The Indian economy grew by 7.5% in the March 2015 quarter and surpassed China's growth rate. However, the economic outlook is still marred with skepticism. This is because economists are of the view that the new way of calculating the GDP growth may be partly responsible for the exuberance. Even the infrastructure development in the country remains woefully low to sustain high economic growth in the long run. Therefore, Prime Minister Narendra Modi is keeping no stone unturned to boost infrastructure development in the country. Not only has his government doubled the budgetary spends on roads and bridges but even the rail budget has been raised by 33% for FY16.
Apart from this, the government has expedited the clearance of projects that were long stuck due to bureaucratic/legal issues or lack of private participation. In order to attract private sector funds of around US$ 30 bn, the government has invested US$ 3 bn of seed capital into a new infrastructure fund. A bailout package of US$ 470 m has been provided to private developers to complete 16 highways. In order to simplify rules for the private sector, financially distressed companies now have an exit option from projects. Through these measures, the government wants to accelerate road building from 12 km a day to 30 km a day as it plans to award 10,000 km of road projects in FY16.

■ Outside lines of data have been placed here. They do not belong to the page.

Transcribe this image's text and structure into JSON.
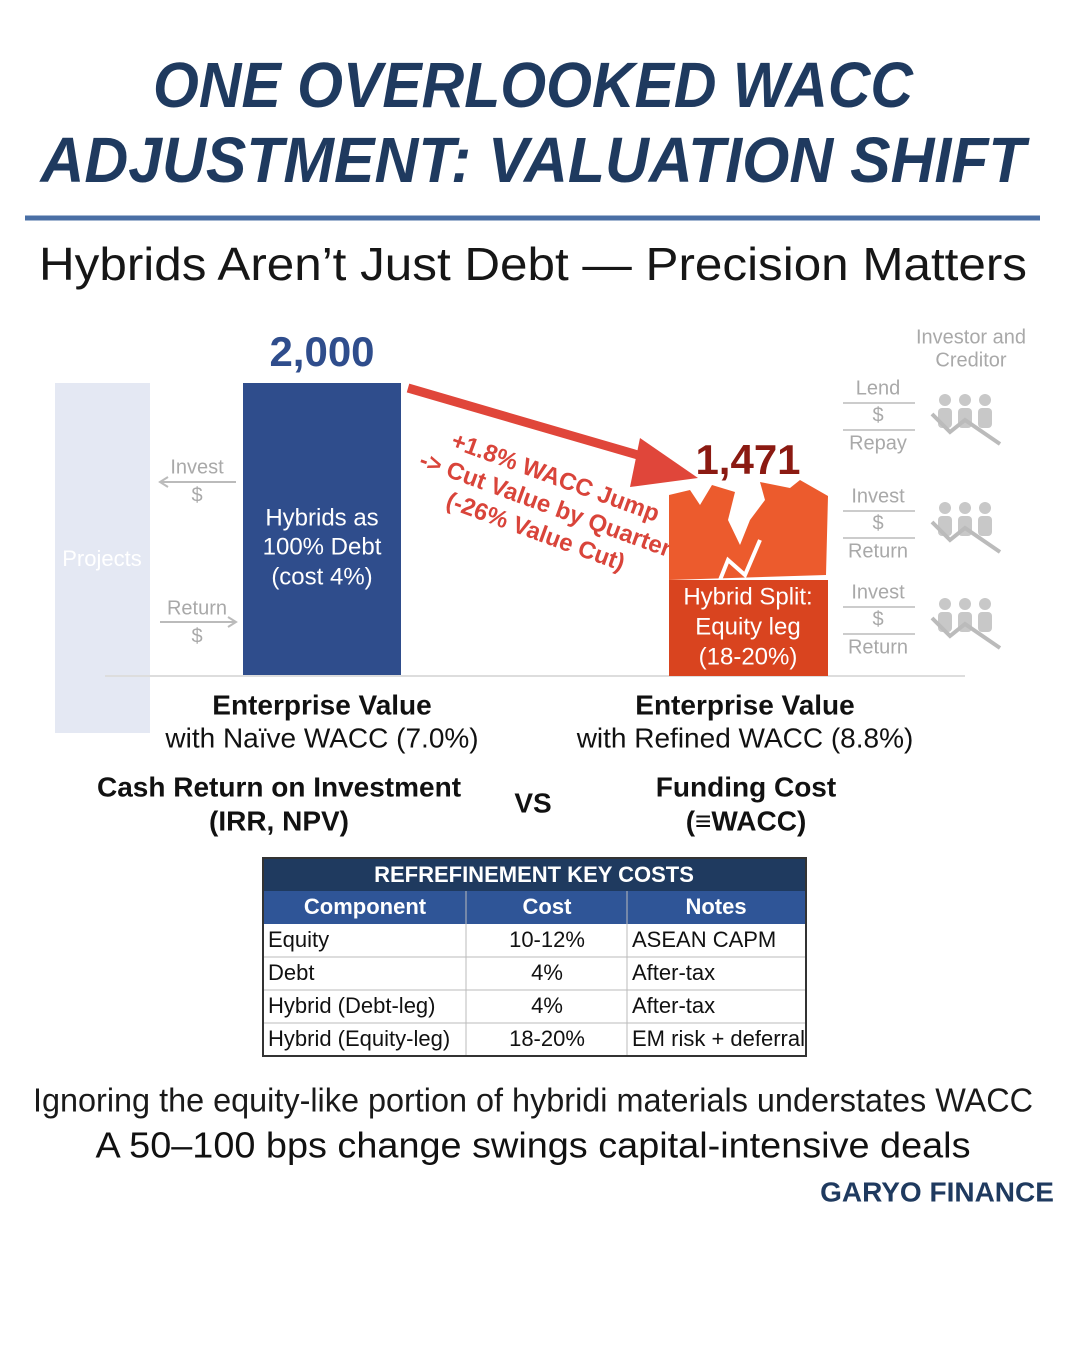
{
  "header": {
    "title": [
      "ONE OVERLOOKED WACC",
      "ADJUSTMENT: VALUATION SHIFT"
    ],
    "subtitle": "Hybrids Aren’t Just Debt — Precision Matters"
  },
  "diagram": {
    "projects": "Projects",
    "project_flows": [
      {
        "label": "Invest",
        "symbol": "$"
      },
      {
        "label": "Return",
        "symbol": "$"
      }
    ],
    "left_bar": {
      "value": "2,000",
      "label": [
        "Hybrids as",
        "100% Debt",
        "(cost 4%)"
      ]
    },
    "arrow_note": [
      "+1.8% WACC Jump",
      "-> Cut Value by Quarter",
      "(-26% Value Cut)"
    ],
    "right_bar": {
      "value": "1,471",
      "label": [
        "Hybrid Split:",
        "Equity leg",
        "(18-20%)"
      ]
    },
    "investor": {
      "title": [
        "Investor and",
        "Creditor"
      ],
      "flows": [
        {
          "top": "Lend",
          "symbol": "$",
          "bottom": "Repay"
        },
        {
          "top": "Invest",
          "symbol": "$",
          "bottom": "Return"
        },
        {
          "top": "Invest",
          "symbol": "$",
          "bottom": "Return"
        }
      ]
    },
    "left_caption": [
      "Enterprise Value",
      "with Naïve WACC (7.0%)"
    ],
    "right_caption": [
      "Enterprise Value",
      "with Refined WACC (8.8%)"
    ]
  },
  "comparison": {
    "left": [
      "Cash Return on Investment",
      "(IRR, NPV)"
    ],
    "vs": "VS",
    "right": [
      "Funding Cost",
      "(≡WACC)"
    ]
  },
  "table": {
    "title": "REFREFINEMENT KEY COSTS",
    "columns": [
      "Component",
      "Cost",
      "Notes"
    ],
    "rows": [
      [
        "Equity",
        "10-12%",
        "ASEAN CAPM"
      ],
      [
        "Debt",
        "4%",
        "After-tax"
      ],
      [
        "Hybrid (Debt-leg)",
        "4%",
        "After-tax"
      ],
      [
        "Hybrid (Equity-leg)",
        "18-20%",
        "EM risk + deferral"
      ]
    ]
  },
  "footer": {
    "lines": [
      "Ignoring the equity-like portion of hybridi materials understates WACC",
      "A 50–100 bps change swings capital-intensive deals"
    ],
    "brand": "GARYO FINANCE"
  }
}
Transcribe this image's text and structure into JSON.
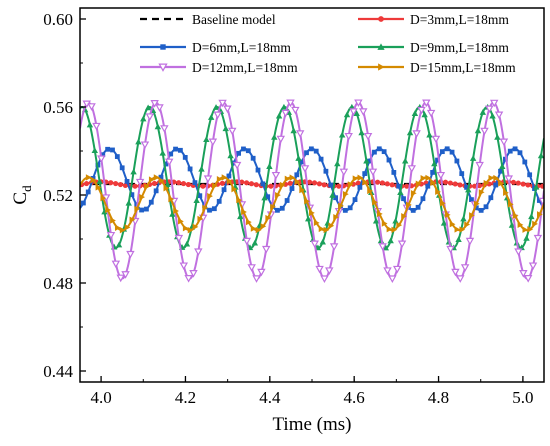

The government's steps to boost infrastructure will go a long way in sustaining strong economic growth in future. As per India's Chief Economic Advisor (CEA) Arvind Subramanian, infrastructure development can add a percentage point to the country's economic growth in FY16. Therefore, the true litmus test for India in its race to beat China's growth rate lies in its efforts to build roads, bridges and railways that will act as backbone to propel its growth engine.